# Daisy of Love (VH1)



## Polaris425 (Dec 16, 2004)

Ok......... So I know these shows are a bit stupid and look fake, BUT... I'm watching the opener and low and behold............ SOMEONE I KNOW. Serious. "Big Rig" Mr. Jeremiah Riggs from Vicksburg, Ms...... CRAZY


----------



## Metal Man (Dec 17, 2008)

I never seen Daisy of Love so i don't know what its about but is your buddy a contestant or kinda in the background sorta thing?


----------



## fl750mudchic (Apr 4, 2009)

A girl who grew up in my town was on The Bachelor 2 seasons ago! 
Crazy when you see people you know!


----------



## phreebsd (Dec 16, 2004)

my boss and his family was on Family Double Dare and my friends mom was on The Price is Right.


----------



## Polaris425 (Dec 16, 2004)

Metal Man said:


> I never seen Daisy of Love so i don't know what its about but is your buddy a contestant or kinda in the background sorta thing?


Well last night was the first one, opening show. Daisy was the runner up on Rock of Love 2 (Bret Michaels) & now she has her own show. I was never friends w/ this guy but I knew who he was, and had friends that were friends of his, and yeah, he's a contestant.


----------



## Yesterday (Jan 2, 2009)

a girl i know is on wheel of fortune tommorow night


----------



## Polaris425 (Dec 16, 2004)

Well since we're all comparing, the girl who sat in front of me in geometry in 10th grade & lived in my 'hood made top 12 on American Idol a few years ago. 

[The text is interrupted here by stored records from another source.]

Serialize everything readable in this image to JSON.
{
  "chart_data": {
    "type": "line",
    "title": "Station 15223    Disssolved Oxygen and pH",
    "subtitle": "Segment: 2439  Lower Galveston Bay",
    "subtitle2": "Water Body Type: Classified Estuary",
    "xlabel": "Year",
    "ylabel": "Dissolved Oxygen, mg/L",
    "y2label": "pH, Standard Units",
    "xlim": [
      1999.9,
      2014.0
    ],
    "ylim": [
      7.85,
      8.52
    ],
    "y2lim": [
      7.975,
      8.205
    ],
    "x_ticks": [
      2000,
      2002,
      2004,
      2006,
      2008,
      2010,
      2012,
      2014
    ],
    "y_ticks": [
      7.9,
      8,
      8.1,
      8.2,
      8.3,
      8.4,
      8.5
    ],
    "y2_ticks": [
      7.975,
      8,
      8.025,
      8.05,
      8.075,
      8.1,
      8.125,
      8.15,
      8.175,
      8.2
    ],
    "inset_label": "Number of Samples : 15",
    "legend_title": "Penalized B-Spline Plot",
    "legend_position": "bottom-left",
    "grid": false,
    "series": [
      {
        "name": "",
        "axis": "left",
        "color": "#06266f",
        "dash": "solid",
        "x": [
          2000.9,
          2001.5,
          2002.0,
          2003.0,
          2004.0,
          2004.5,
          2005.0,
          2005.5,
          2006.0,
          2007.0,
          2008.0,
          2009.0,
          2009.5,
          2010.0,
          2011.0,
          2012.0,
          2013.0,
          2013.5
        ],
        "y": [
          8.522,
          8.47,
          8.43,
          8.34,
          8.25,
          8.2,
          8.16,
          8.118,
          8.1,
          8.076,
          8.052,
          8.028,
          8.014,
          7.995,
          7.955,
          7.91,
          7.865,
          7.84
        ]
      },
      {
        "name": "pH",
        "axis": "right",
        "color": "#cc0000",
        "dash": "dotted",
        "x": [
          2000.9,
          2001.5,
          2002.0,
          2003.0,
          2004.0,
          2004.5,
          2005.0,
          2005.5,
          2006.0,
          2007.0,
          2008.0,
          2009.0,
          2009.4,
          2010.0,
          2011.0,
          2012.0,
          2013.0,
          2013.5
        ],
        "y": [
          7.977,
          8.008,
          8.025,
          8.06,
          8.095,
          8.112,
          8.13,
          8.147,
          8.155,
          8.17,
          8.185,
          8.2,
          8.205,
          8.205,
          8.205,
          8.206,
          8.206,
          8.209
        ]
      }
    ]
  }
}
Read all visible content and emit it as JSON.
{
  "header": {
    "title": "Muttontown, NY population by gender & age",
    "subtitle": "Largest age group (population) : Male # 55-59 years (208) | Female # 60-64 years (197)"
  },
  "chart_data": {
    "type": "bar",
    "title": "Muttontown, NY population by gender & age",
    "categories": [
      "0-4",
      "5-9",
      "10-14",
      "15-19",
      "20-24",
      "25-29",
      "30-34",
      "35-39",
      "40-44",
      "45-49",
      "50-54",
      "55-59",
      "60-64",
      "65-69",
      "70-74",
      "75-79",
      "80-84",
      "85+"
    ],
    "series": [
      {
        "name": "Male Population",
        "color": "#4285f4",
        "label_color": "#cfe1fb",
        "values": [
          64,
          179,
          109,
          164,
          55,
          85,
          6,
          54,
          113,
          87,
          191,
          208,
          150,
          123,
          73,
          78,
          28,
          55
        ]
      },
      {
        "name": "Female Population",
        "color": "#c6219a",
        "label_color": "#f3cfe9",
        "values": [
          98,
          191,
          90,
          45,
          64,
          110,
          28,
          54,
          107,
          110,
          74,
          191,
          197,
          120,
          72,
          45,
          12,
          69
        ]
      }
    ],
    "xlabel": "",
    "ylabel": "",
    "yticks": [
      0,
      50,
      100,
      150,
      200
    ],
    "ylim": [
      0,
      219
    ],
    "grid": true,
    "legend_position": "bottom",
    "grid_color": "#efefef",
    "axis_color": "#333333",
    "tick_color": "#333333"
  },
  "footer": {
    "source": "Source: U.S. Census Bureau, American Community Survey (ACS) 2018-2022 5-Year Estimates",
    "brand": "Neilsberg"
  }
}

I also went to school w/ the girl who played the reporter in all those cheerleading "Bring it On" movies, she is also the voice of a bunch of those tampon comercials... lol


----------



## phreebsd (Dec 16, 2004)

hayden panetierre was in that movie. i think.
Mmm


----------



## Polaris425 (Dec 16, 2004)

One of them yes.


----------



## Lulu500 (Feb 19, 2009)

A girl I knew was Miss Teen Florida at Miss Teen USA in 2001.


----------



## rebelbowtie (Apr 6, 2009)

megan fox is my ex.....all seriousness aside though them two sluts on the shot of love not the tila tequila one but the one with the two chicks. they went to school in orlando with my cousin. they were sluts then too, theyre dreams were to become porn stars.


----------



## phreebsd (Dec 16, 2004)

A girl i went to school with was Miss Teen Alabama in 95?


----------



## Lulu500 (Feb 19, 2009)

Years ago I used to watch Lindsey Robertson skate board when I went down to Key Largo. He lived across the street from my cousin, so my brother and cousin would skate with him. He was with Ryan Sheckler on Rob Dyrdek's Fantasy Factory on Sunday he also did a few trick tutorials in some magazines.


----------



## Polaris425 (Dec 16, 2004)

did he win anything? haha... that pontiac was crazy... and Dusty Monkey? WTH? haha! That show cracks me up.


----------



## Lulu500 (Feb 19, 2009)

Ahaha he was the guy who won the dusty monkey!


----------



## Polaris425 (Dec 16, 2004)

haha


----------